During the hearing, Pai insisted that he would act independently from the Trump White House. (The FCC is an independent agency, supposedly free from executive branch interference.) Over the last few years, Pai repeatedly accused his predecessor, former FCC Chairman Tom Wheeler, of improperly acting at the behest of the Obama administration.
On Monday, Pai met with Trump in the White House, but "no proceedings pending at the FCC were discussed," according to an agency spokesperson. On Tuesday, the White House announced that it had renominated Pai for a second five-year term at the agency.

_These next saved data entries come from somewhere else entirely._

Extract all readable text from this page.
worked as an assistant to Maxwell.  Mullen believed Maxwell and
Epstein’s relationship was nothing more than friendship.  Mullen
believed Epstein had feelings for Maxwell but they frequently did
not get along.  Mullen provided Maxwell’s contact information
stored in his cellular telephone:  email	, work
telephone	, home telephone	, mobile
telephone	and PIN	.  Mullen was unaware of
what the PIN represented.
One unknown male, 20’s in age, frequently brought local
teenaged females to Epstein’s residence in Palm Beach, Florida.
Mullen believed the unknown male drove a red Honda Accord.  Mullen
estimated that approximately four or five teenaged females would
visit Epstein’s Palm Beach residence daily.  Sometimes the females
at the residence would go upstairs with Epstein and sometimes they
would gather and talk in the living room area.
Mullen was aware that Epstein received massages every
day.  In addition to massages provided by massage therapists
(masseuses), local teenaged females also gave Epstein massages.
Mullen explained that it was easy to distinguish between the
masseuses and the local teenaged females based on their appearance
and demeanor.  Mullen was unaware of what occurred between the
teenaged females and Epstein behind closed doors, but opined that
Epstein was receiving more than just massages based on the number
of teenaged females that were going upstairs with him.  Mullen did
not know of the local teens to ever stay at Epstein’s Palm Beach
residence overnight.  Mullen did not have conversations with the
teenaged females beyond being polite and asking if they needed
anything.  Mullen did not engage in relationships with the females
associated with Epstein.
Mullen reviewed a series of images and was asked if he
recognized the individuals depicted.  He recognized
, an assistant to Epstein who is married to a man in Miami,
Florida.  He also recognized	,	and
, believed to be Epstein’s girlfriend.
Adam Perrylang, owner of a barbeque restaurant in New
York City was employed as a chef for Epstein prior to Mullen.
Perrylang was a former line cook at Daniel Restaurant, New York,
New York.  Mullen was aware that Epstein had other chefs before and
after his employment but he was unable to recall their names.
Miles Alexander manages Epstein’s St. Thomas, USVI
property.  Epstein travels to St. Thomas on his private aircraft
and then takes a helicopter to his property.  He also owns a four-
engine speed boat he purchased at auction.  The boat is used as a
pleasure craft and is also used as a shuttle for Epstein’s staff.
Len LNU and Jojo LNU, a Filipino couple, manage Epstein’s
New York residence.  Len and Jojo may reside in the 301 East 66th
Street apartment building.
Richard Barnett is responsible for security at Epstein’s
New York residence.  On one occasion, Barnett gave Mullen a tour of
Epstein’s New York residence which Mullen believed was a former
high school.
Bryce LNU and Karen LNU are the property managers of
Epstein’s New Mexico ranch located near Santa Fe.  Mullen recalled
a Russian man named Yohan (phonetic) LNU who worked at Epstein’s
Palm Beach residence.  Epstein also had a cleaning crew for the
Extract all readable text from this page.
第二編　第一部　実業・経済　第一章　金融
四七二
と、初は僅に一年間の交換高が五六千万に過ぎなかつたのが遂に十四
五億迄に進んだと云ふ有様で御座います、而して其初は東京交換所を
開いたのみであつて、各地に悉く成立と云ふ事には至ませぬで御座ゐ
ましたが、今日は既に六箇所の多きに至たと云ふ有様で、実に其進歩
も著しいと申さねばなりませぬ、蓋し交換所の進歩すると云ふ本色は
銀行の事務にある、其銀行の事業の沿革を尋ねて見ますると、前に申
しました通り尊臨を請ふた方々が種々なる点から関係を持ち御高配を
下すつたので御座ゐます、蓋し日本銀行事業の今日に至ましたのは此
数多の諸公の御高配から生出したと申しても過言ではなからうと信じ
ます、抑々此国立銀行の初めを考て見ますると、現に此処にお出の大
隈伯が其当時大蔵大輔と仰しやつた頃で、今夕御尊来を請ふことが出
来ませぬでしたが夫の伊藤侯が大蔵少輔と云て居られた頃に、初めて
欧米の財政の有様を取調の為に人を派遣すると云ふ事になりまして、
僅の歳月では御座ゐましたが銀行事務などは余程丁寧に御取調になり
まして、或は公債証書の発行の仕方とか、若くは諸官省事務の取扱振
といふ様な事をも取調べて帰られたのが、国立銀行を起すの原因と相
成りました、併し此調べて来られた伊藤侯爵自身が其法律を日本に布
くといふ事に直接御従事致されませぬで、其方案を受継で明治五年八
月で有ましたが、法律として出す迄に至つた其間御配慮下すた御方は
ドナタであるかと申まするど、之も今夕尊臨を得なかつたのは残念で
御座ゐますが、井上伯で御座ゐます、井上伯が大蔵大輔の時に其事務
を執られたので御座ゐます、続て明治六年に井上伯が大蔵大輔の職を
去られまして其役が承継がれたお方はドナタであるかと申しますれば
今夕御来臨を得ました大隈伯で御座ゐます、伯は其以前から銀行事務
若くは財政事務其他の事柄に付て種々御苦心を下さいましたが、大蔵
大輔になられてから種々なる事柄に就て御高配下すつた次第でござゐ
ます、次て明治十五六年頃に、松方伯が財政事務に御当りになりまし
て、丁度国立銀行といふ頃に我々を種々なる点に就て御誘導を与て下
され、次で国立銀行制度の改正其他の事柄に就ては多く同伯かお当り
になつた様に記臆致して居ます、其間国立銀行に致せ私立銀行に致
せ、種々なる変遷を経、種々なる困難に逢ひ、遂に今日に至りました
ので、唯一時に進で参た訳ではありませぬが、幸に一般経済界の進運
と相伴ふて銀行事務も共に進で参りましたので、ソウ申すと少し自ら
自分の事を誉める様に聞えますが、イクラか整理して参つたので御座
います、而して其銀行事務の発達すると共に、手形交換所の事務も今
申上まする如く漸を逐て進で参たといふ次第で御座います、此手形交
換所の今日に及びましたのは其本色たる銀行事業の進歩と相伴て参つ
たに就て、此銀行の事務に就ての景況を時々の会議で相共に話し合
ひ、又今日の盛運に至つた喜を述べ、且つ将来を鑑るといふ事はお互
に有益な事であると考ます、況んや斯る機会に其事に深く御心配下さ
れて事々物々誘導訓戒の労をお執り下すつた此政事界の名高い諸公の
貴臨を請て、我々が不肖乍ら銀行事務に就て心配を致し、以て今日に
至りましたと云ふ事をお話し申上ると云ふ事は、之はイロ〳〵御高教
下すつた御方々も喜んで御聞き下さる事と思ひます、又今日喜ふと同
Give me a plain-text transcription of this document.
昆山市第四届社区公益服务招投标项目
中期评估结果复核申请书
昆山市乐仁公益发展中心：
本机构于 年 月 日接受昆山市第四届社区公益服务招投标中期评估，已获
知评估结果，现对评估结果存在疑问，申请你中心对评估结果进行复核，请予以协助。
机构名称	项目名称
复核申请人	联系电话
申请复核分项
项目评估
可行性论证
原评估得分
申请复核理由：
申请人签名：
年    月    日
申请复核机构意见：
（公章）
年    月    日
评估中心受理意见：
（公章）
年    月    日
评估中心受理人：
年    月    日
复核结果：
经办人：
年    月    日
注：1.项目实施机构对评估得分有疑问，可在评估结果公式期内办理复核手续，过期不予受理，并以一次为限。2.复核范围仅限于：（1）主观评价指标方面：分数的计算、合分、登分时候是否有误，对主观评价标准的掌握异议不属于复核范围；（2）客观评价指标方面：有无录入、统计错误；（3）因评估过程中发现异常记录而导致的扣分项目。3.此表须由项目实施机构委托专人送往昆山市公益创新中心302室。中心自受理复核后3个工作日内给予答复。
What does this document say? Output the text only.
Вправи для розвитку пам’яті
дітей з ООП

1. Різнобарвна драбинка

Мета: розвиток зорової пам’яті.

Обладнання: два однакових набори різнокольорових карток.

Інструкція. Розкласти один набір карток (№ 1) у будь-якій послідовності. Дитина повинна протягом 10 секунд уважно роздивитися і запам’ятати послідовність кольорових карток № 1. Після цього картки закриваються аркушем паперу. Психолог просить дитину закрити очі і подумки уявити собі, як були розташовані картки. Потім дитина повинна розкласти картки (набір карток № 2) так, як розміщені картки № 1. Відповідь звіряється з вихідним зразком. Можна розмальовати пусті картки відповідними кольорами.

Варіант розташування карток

After the hearing, Motherboard reached out to the FCC to see if Pai wanted to clarify whether he agrees with Trump that news organizations are "the enemy of the American people." A FCC spokesperson declined to address how Pai feels about Trump's claim, but said:
In his 2016 dissent on the Commission's media ownership order, then-Commissioner Pai said:
"Of course, newspaper reporters continue to do important work throughout our country each and every day. Many were recently reminded of the impact that their stories can have through the 2015 film Spotlight, which won the Academy Award for Best Picture. The movie focused on The Boston Globe's investigation into widespread child sex abuse by Roman Catholic priests in and around Boston—reporting that ended up having a worldwide impact on the Catholic Church. But given the newspaper industry's profound financial troubles, it is becoming harder and harder for publications to do this type of investigatory journalism, hold our elected officials to account, and let Americans know what is going on in their communities."
Chairman Pai continues to believe that. Chairman Pai is a strong supporter of the First Amendment rights of the media and all Americans. He has protected those rights at the FCC and will continue to do so as long as he is privileged to serve at the Commission.
It's worth noting that this response does not constitute a direct answer to the question of whether Pai shares Trump's view that the news media is "the enemy of the American people."